5. Peindre à l’Aquarelle
6. Aux frontières de l’Empire
7. La peinture d’Histoire, contradictions et compromis
Points forts
Dans les grands portraits, remarquables dans leur exécution, se concentre tout le raffinement de la représentation de la société anglaise, du milieu aristocratique ou de la bourgeoisie marchande naissante.
Quelques aquarelles, trop peu, mais très représentatives de cette sensibilité britannique particulière pour leurs paysages, leur Arcadie.

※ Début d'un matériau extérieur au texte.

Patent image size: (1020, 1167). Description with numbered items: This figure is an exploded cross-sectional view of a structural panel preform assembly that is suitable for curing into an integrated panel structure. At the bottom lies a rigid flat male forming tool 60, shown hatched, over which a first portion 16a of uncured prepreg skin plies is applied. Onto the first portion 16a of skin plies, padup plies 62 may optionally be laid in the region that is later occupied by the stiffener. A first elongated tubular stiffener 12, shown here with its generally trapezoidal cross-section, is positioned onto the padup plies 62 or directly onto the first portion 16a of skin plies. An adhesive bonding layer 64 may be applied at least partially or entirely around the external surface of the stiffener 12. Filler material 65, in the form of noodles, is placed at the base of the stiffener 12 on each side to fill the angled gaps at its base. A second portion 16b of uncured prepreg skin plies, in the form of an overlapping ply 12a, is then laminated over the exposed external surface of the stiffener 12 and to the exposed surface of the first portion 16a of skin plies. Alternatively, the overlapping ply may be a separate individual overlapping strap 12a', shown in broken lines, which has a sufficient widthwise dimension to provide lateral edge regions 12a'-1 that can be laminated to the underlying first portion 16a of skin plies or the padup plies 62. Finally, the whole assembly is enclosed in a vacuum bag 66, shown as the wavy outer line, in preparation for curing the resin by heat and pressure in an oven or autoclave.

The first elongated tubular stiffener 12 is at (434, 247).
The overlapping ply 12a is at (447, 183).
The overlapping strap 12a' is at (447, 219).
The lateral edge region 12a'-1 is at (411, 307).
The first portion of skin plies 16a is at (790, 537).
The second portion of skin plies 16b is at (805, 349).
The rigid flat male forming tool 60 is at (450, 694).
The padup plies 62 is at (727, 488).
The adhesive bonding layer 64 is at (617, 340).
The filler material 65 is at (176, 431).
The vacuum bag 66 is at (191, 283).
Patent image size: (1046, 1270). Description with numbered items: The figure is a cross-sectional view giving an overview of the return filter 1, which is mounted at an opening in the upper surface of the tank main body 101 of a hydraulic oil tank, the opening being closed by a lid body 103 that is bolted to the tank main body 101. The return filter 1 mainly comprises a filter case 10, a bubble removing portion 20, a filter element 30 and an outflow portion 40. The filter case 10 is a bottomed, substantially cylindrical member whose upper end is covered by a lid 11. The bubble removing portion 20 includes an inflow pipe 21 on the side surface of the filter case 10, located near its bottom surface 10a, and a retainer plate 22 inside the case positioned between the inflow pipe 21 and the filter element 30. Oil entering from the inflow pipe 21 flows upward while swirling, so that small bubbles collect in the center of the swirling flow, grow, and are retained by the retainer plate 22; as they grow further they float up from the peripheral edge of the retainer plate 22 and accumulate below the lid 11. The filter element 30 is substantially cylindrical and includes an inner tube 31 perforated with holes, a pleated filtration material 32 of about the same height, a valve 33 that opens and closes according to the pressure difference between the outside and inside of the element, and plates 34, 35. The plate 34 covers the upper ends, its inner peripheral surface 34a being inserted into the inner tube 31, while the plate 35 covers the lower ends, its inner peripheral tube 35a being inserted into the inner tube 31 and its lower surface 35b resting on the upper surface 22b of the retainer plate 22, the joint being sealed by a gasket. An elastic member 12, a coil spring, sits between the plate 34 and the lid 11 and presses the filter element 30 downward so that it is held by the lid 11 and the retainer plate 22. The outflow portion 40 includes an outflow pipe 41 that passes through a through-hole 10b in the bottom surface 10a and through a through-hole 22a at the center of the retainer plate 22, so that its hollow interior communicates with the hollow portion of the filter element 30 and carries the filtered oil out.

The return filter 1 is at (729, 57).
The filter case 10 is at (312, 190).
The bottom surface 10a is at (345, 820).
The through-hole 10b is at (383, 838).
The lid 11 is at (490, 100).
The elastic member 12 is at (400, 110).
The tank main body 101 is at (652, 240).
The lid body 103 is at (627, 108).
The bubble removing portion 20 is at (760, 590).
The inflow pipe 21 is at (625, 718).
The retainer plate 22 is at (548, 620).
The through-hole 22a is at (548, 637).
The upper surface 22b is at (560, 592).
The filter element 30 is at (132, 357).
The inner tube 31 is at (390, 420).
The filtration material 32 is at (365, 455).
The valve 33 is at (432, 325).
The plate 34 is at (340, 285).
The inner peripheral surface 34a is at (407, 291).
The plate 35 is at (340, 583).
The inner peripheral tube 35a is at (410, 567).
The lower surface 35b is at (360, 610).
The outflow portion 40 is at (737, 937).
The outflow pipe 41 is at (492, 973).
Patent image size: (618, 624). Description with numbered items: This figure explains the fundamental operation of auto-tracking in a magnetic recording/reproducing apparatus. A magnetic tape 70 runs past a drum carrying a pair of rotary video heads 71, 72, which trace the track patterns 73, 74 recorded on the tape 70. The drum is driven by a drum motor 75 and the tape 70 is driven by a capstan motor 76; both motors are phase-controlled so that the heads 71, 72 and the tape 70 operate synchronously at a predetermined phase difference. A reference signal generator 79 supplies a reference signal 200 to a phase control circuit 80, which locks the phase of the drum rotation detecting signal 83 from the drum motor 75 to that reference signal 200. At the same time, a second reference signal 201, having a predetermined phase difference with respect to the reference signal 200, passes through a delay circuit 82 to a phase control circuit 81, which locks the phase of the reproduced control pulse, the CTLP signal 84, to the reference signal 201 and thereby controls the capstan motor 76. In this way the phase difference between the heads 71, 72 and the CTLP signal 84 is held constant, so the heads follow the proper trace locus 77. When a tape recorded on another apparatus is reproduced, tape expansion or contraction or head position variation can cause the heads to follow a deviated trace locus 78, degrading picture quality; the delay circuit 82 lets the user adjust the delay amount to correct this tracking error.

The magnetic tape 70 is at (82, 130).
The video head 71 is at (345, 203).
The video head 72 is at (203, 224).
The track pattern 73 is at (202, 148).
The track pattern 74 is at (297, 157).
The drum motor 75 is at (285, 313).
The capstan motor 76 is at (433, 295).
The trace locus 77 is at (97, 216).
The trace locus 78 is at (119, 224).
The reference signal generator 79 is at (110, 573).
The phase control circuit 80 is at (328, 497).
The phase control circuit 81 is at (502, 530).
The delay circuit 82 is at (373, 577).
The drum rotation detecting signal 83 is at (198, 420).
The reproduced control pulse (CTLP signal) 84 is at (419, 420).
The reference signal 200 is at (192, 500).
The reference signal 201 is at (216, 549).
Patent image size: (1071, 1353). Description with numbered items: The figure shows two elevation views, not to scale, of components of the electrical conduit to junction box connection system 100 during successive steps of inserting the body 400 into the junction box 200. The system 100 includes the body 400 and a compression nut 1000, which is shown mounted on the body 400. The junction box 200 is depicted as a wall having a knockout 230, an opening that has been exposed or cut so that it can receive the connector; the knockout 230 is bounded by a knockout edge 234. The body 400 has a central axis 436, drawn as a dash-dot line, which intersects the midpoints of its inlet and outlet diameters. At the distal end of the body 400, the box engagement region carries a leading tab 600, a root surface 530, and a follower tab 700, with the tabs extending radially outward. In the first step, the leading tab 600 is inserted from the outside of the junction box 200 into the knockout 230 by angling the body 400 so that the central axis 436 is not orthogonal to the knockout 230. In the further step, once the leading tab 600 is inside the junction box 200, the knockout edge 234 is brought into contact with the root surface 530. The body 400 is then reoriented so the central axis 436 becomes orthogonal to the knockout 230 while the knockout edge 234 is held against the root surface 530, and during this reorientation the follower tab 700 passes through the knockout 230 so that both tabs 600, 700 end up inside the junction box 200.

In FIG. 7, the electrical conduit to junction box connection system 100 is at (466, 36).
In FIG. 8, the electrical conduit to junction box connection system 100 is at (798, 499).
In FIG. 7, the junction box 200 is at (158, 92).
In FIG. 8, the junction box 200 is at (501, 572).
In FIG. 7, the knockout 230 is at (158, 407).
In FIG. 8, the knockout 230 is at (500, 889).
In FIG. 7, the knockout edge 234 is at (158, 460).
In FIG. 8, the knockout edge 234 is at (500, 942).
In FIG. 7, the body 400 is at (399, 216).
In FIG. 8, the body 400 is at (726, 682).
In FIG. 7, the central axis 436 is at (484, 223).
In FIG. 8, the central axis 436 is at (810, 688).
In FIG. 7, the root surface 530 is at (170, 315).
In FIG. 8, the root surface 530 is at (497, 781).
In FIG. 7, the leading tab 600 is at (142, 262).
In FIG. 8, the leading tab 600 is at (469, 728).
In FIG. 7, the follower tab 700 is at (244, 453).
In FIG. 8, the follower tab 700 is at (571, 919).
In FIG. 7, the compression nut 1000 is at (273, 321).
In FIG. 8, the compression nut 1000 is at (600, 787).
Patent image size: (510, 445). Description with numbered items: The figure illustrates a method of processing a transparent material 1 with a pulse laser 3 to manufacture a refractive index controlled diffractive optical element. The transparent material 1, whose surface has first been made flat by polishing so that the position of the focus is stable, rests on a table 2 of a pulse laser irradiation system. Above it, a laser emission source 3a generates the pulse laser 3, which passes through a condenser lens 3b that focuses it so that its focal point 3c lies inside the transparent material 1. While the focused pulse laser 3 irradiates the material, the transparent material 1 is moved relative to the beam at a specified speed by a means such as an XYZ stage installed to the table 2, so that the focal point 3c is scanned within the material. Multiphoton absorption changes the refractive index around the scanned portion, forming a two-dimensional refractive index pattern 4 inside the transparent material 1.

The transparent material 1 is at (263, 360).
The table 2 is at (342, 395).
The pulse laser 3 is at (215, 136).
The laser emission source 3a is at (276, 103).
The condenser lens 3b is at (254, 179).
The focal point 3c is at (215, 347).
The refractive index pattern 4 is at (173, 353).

Joshua Reynolds, Master Crewe, en Henry VIII, vers 1775. Un des tableaux les plus admirés de Reynolds exposé à la Royal Academy. Le déguisement de l’enfant et sa pose, les jambes écartées, sont directement inspirés du célèbre portrait d’Henry VIII par Hans Holbein le Jeune. Son pendant Miss Crewe, vers 1775. Cette petite fille de l’aristocratie porte un déguisement, comme son frère, de jeune vendeuse de fraises typique du Londres au XVIIIe siècle.
Quelques réserves
Le sous-titre de l’exposition indique « De Reynolds à Turner », mais ce dernier n’est présent dans cette exposition que par quelques aquarelles et deux huiles, La Tamise près de Walton Bridge de 1805, de petit format, et de dimension grandiose « La destruction de Sodome », exposé en 1805.
On peut regretter ne pas pouvoir admirer ici davantage des fameuses toiles de la Tate Gallery du « peintre de la lumière », ce visionnaire romantique, qui a révolutionné la peinture du début du XIXe siècle, annonçant déjà l’impressionnisme.
Encore un mot...
Je pense qu’un public cultivé français pourrait s’étonner du style particulièrement académique rose poudré de ces peintures anglaises du XVIIIe siècle, présentées comme chefs d’œuvre de la Tate Britain. Il est vrai que la Royal Academy of Arts fut créée en ces temps, un siècle après l’Académie de peinture française. Mais certains visiteurs pourraient être tentés de comparer ces toiles avec la diversité de nos Watteau, Boucher, Chardin et autres Fragonard…
Une illustration
Une phrase
« Si notre nation parvient un jour à produire assez de génie pour mériter qu’on nous distingue du titre honorable d’école anglaise, le nom de Gainsborough sera transmis à la postérité dans l’histoire de l’art, parmi les premiers de cette école naissante. » Reynolds au sujet de Gainsborough.
«Maudit soit-il ! Quelle variété ! » Gainsborough au sujet de Reynolds.
Commentaires
Exposition très décevante.
-Soit vous connaissez déjà la peinture anglaise et vous n'y trouverez aucune de ces toiles merveilleuses qu'on peut voir à Londres.
- soit vous ne la connaissez pas, et ce n'est pas dans cette exposition que vous pourrez faire connaissance avec cette grande peinture anglaise: vous n'aurez qu'une vision bien pâle de l'humour décapant de Gainsborough (avec ses conversation peaces qui peuvent rivaliser avec Longhi pour la critique de la société anglaise); vous n'approcherez ni de près ni de loin ce qui fait la beauté et la grandeur de Turner. Reynolds est quant à lui un peu mieux représentés, mais pour Constable, c'est presque comme s'il n'y avait rien. On parle de Van Dyck, ce merveilleux hollandais établi à Londres qui a si bien magnifié l'art du portrait et qui a inspiré tous les portraitistes anglais, mais vous n'en verrez pas un seul !
Bref, ne perdez pas votre temps à venir voir cette exposition. Elle ne grandit pas le musée du Luxembourg (ni le Sénat par la même occasion), et la Tate Gallery devrait se cacher sous le tapis pour oser envoyer en France des tableaux si peu représentatifs de la grandeur de la peinture anglaise en cette période qui est pourtant réellement un âge d'or de la peinture en Angleterre.